Friday Afternoon in Williamsburg: After 41+ Years, Watching the Last Episode of "All My Children"


We were 18 years old and in our first semester at Brooklyn College on Thursday, December 11, 1969 when we read this article in The New York Times:

SOCIAL ACTIVISM GRIPS SOAP OPERA

Heroine on Serial on A.B.C. to Be a Mother for Peace


By George Gent

The daytime serial, or soap opera, is in the process of going activist.

Behind the agonized cries emanating from the traditional themes of troubled marriages, misalliances and fortune-hunting males, a soul engagé is apparently struggling to emerge and, if the signs are right, its time may have come.

The latest indication of what may be a trend comes from the American Broadcasting Company, which has announced that it will televise, starting Jan. 5 at 1 P.M., a new daily daytime series entitled "All My Children," whose heroine will be a peace activist married into a wealthy conservative family.


We were then involved in the antiwar movement, having worked in the New York headquarters of the Vietnam Moratorium in October, and active politically as a volunteer in Mayor John Lindsay's re-election on the Liberal Party line a few weeks before. The week All My Children premiered, we were in the viewing audience most days, except when we had our draft physical and French final.

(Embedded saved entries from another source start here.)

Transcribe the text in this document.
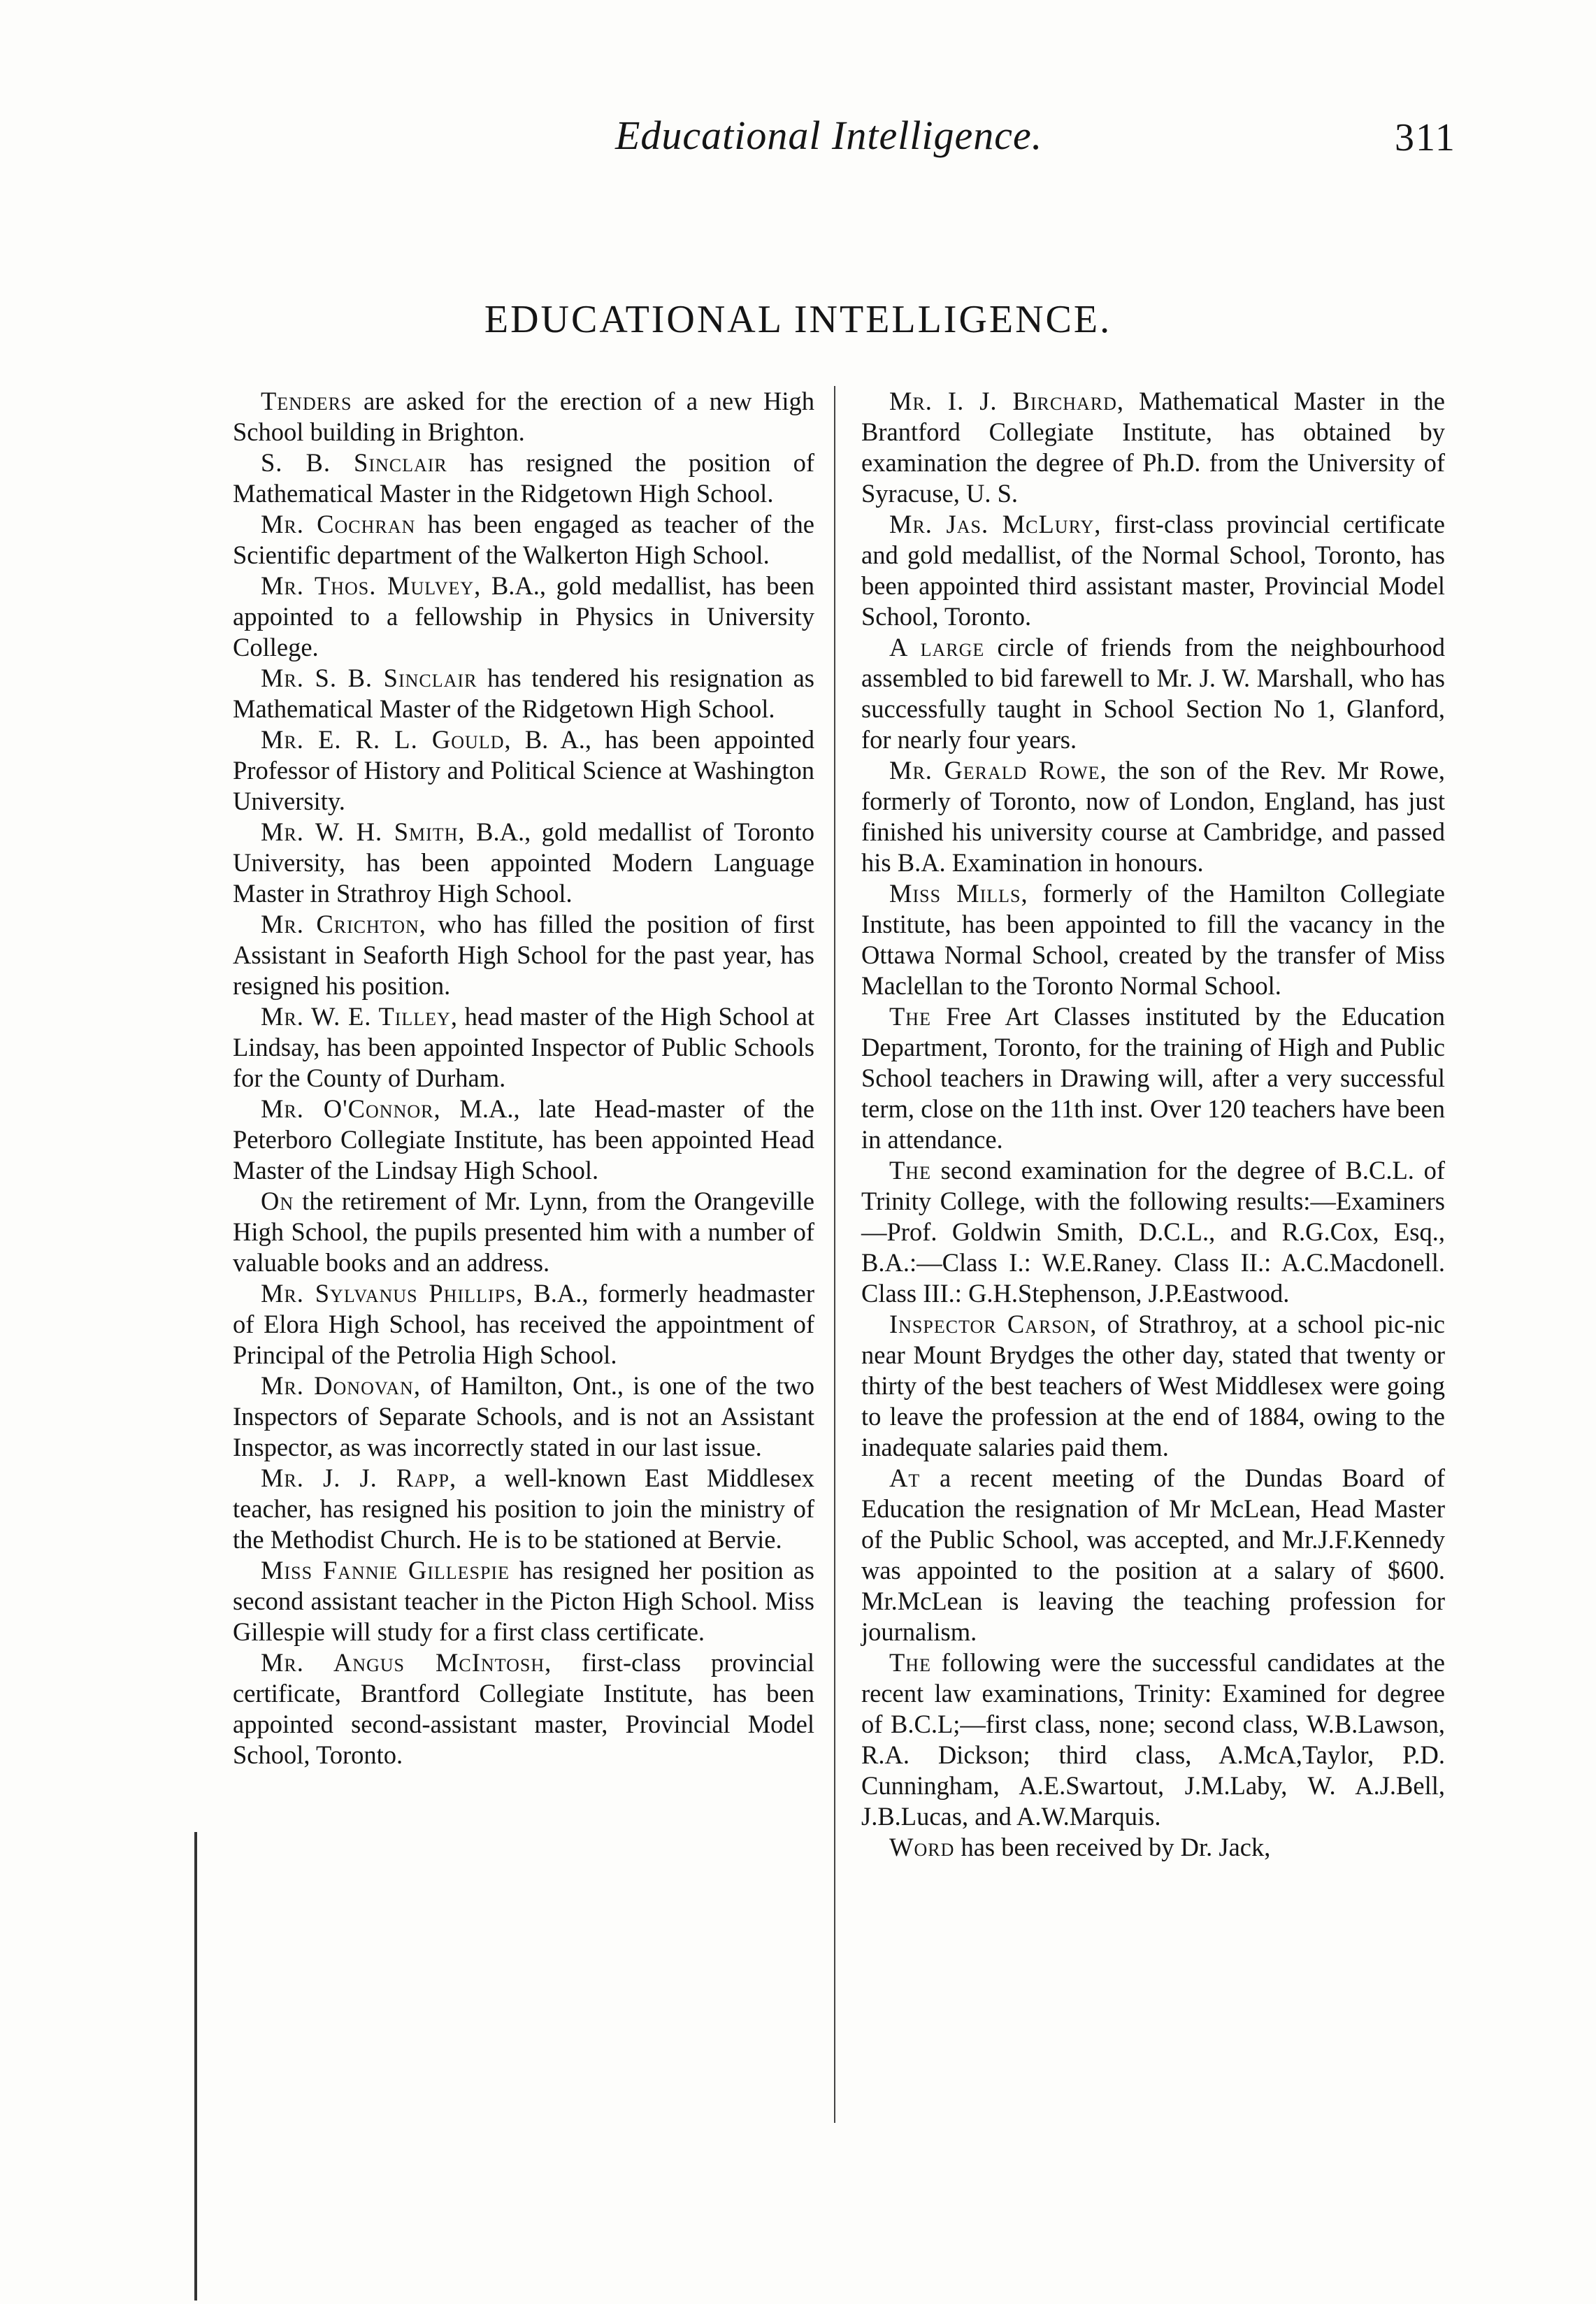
Educational Intelligence.	311
EDUCATIONAL INTELLIGENCE.

Tenders are asked for the erection of a new High School building in Brighton.

S. B. Sinclair has resigned the position of Mathematical Master in the Ridgetown High School.

Mr. Cochran has been engaged as teacher of the Scientific department of the Walkerton High School.

Mr. Thos. Mulvey, B.A., gold medallist, has been appointed to a fellowship in Physics in University College.

Mr. S. B. Sinclair has tendered his resignation as Mathematical Master of the Ridgetown High School.

Mr. E. R. L. Gould, B. A., has been appointed Professor of History and Political Science at Washington University.

Mr. W. H. Smith, B.A., gold medallist of Toronto University, has been appointed Modern Language Master in Strathroy High School.

Mr. Crichton, who has filled the position of first Assistant in Seaforth High School for the past year, has resigned his position.

Mr. W. E. Tilley, head master of the High School at Lindsay, has been appointed Inspector of Public Schools for the County of Durham.

Mr. O'Connor, M.A., late Head-master of the Peterboro Collegiate Institute, has been appointed Head Master of the Lindsay High School.

On the retirement of Mr. Lynn, from the Orangeville High School, the pupils presented him with a number of valuable books and an address.

Mr. Sylvanus Phillips, B.A., formerly headmaster of Elora High School, has received the appointment of Principal of the Petrolia High School.

Mr. Donovan, of Hamilton, Ont., is one of the two Inspectors of Separate Schools, and is not an Assistant Inspector, as was incorrectly stated in our last issue.

Mr. J. J. Rapp, a well-known East Middlesex teacher, has resigned his position to join the ministry of the Methodist Church. He is to be stationed at Bervie.

Miss Fannie Gillespie has resigned her position as second assistant teacher in the Picton High School. Miss Gillespie will study for a first class certificate.

Mr. Angus McIntosh, first-class provincial certificate, Brantford Collegiate Institute, has been appointed second-assistant master, Provincial Model School, Toronto.

Mr. I. J. Birchard, Mathematical Master in the Brantford Collegiate Institute, has obtained by examination the degree of Ph.D. from the University of Syracuse, U. S.

Mr. Jas. McLury, first-class provincial certificate and gold medallist, of the Normal School, Toronto, has been appointed third assistant master, Provincial Model School, Toronto.

A large circle of friends from the neighbourhood assembled to bid farewell to Mr. J. W. Marshall, who has successfully taught in School Section No 1, Glanford, for nearly four years.

Mr. Gerald Rowe, the son of the Rev. Mr Rowe, formerly of Toronto, now of London, England, has just finished his university course at Cambridge, and passed his B.A. Examination in honours.

Miss Mills, formerly of the Hamilton Collegiate Institute, has been appointed to fill the vacancy in the Ottawa Normal School, created by the transfer of Miss Maclellan to the Toronto Normal School.

The Free Art Classes instituted by the Education Department, Toronto, for the training of High and Public School teachers in Drawing will, after a very successful term, close on the 11th inst. Over 120 teachers have been in attendance.

The second examination for the degree of B.C.L. of Trinity College, with the following results:—Examiners—Prof. Goldwin Smith, D.C.L., and R.G.Cox, Esq., B.A.:—Class I.: W.E.Raney. Class II.: A.C.Macdonell. Class III.: G.H.Stephenson, J.P.Eastwood.

Inspector Carson, of Strathroy, at a school pic-nic near Mount Brydges the other day, stated that twenty or thirty of the best teachers of West Middlesex were going to leave the profession at the end of 1884, owing to the inadequate salaries paid them.

At a recent meeting of the Dundas Board of Education the resignation of Mr McLean, Head Master of the Public School, was accepted, and Mr.J.F.Kennedy was appointed to the position at a salary of $600. Mr.McLean is leaving the teaching profession for journalism.

The following were the successful candidates at the recent law examinations, Trinity: Examined for degree of B.C.L;—first class, none; second class, W.B.Lawson, R.A. Dickson; third class, A.McA,Taylor, P.D. Cunningham, A.E.Swartout, J.M.Laby, W. A.J.Bell, J.B.Lucas, and A.W.Marquis.

Word has been received by Dr. Jack,
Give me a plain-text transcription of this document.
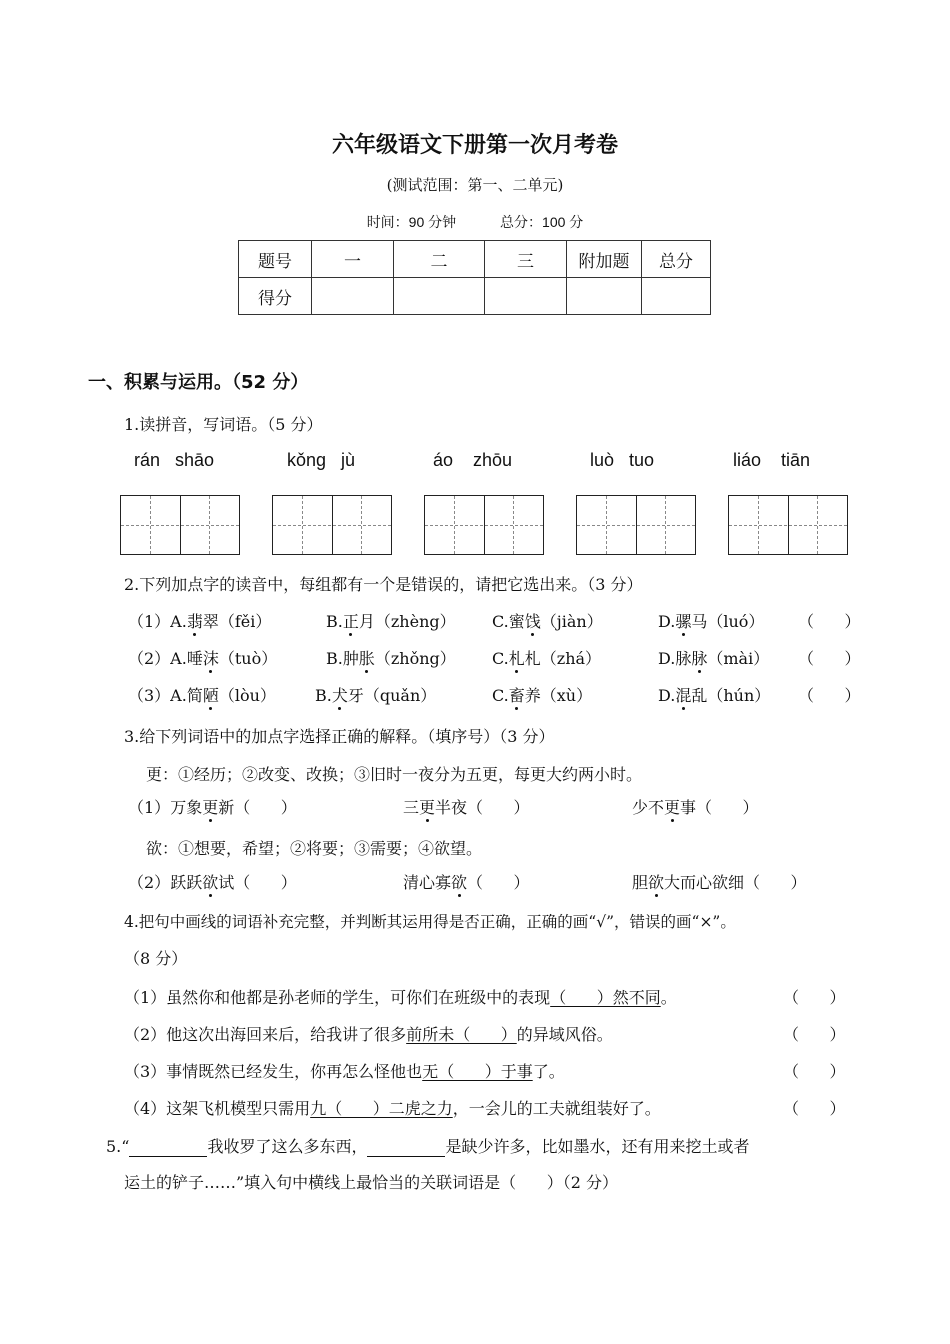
六年级语文下册第一次月考卷
(测试范围：第一、二单元)
时间：90 分钟	总分：100 分
题号	一	二	三	附加题	总分
得分					
一、积累与运用。（52 分）
1.读拼音，写词语。（5 分）
rán   shāo	kǒng   jù	áo    zhōu	luò   tuo	liáo    tiān
2.下列加点字的读音中，每组都有一个是错误的，请把它选出来。（3 分）
（1）A.翡翠（fěi）	B.正月（zhèng） C.蜜饯（jiàn）	D.骡马（luó） （      ）
（2）A.唾沫（tuò）	B.肿胀（zhǒng） C.札札（zhá）	D.脉脉（mài） （      ）
（3）A.简陋（lòu） B.犬牙（quǎn）	C.畜养（xù）	D.混乱（hún） （      ）
3.给下列词语中的加点字选择正确的解释。（填序号）（3 分）
更：①经历；②改变、改换；③旧时一夜分为五更，每更大约两小时。
（1）万象更新（      ）	三更半夜（      ）	少不更事（      ）
欲：①想要，希望；②将要；③需要；④欲望。
（2）跃跃欲试（      ）	清心寡欲（      ）	胆欲大而心欲细（      ）
4.把句中画线的词语补充完整，并判断其运用得是否正确，正确的画“√”，错误的画“×”。
（8 分）
（1）虽然你和他都是孙老师的学生，可你们在班级中的表现（      ）然不同。	（      ）
（2）他这次出海回来后，给我讲了很多前所未（      ）的异域风俗。	（      ）
（3）事情既然已经发生，你再怎么怪他也无（      ）于事了。	（      ）
（4）这架飞机模型只需用九（      ）二虎之力，一会儿的工夫就组装好了。	（      ）
5.“	我收罗了这么多东西，	是缺少许多，比如墨水，还有用来挖土或者
运土的铲子……”填入句中横线上最恰当的关联词语是（      ）（2 分）
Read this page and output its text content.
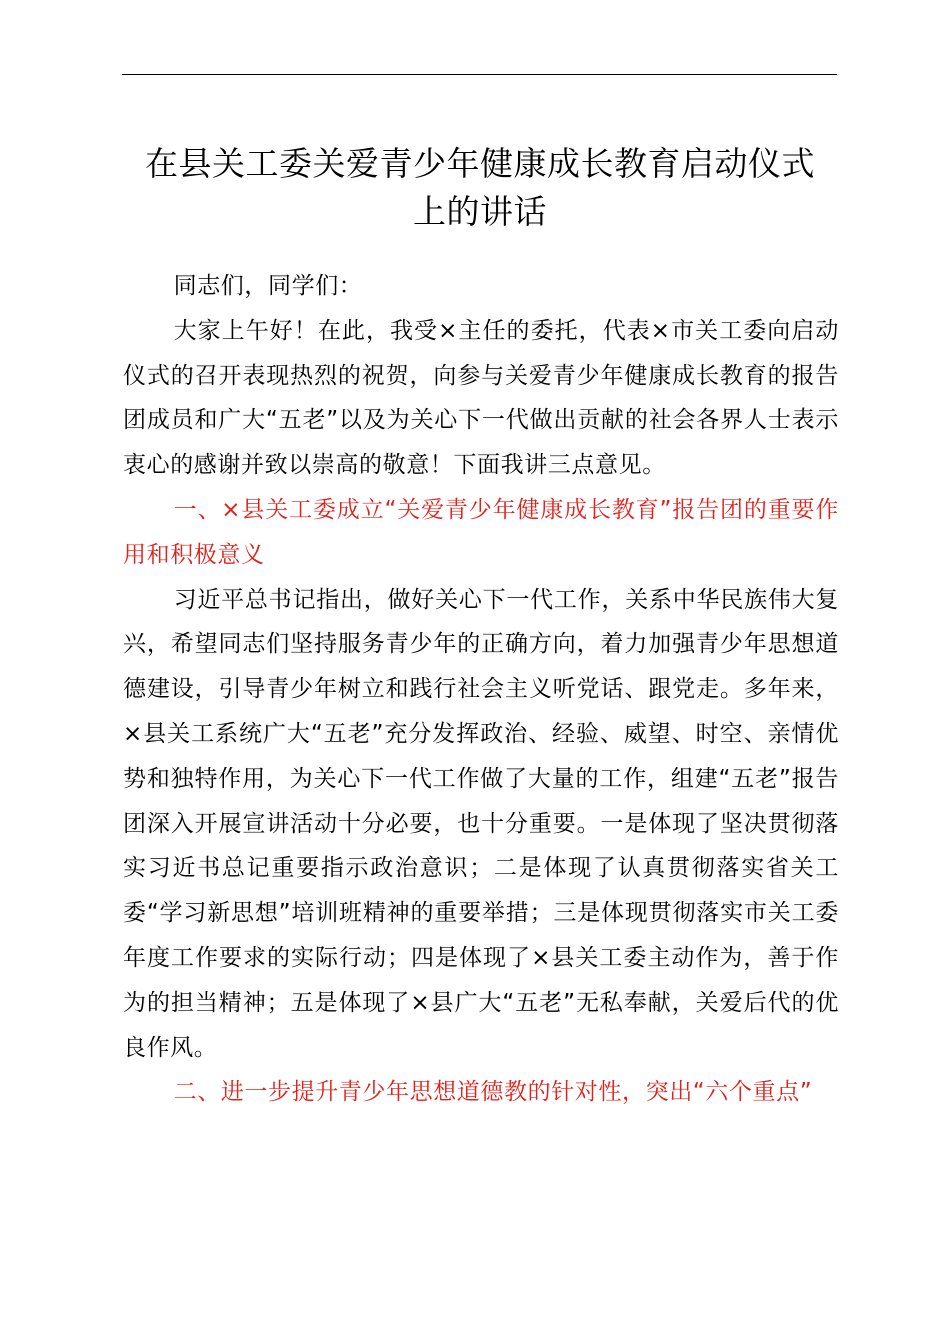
在县关工委关爱青少年健康成长教育启动仪式
上的讲话

同志们，同学们：

大家上午好！在此，我受×主任的委托，代表×市关工委向启动仪式的召开表现热烈的祝贺，向参与关爱青少年健康成长教育的报告团成员和广大“五老”以及为关心下一代做出贡献的社会各界人士表示衷心的感谢并致以崇高的敬意！下面我讲三点意见。

一、×县关工委成立“关爱青少年健康成长教育”报告团的重要作用和积极意义

习近平总书记指出，做好关心下一代工作，关系中华民族伟大复兴，希望同志们坚持服务青少年的正确方向，着力加强青少年思想道德建设，引导青少年树立和践行社会主义听党话、跟党走。多年来，×县关工系统广大“五老”充分发挥政治、经验、威望、时空、亲情优势和独特作用，为关心下一代工作做了大量的工作，组建“五老”报告团深入开展宣讲活动十分必要，也十分重要。一是体现了坚决贯彻落实习近书总记重要指示政治意识；二是体现了认真贯彻落实省关工委“学习新思想”培训班精神的重要举措；三是体现贯彻落实市关工委年度工作要求的实际行动；四是体现了×县关工委主动作为，善于作为的担当精神；五是体现了×县广大“五老”无私奉献，关爱后代的优良作风。

二、进一步提升青少年思想道德教的针对性，突出“六个重点”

We also loved soap operas, which had gotten us through some hard times in our teenage years and which we'd be watching for the rest of our life.

After a few weeks, All My Children didn't seem all that radical. A Sunday Arts and Leisure article in the Times dealt with the Vietnam War storyline, but clearly the usual soap opera plots held sway in Pine Valley. That was fine with us, too, and we kept watching -- not totally faithfully, but periodically and sporadically, as we moved into our twenties, thirties, forties and fifties.

Wherever we moved to, whatever our problems, we could turn on ABC at 1 p.m. or 12 p.m. or whatever time All My Children was on in that TV market, and we'd see familiar faces from our past.

Now we're 60 years old and All My Children aired its last TV episode this afternoon. (It will reappear next year as an online serial from Prospect Park (a different one than we've been going to since the 1950s).

Heavy rain and an age-related sports injury (torn gluteal muscle) prevented us from getting up to the Upper West Side to Soap Opera Digest columnist Carolyn Hinsey's farewell viewing party at Blondies Sports Bar, just a few blocks from the apartment where we used to watch the show in the 1980s.

But it was nice to see the finale at home by ourselves, the way we usually watched the show.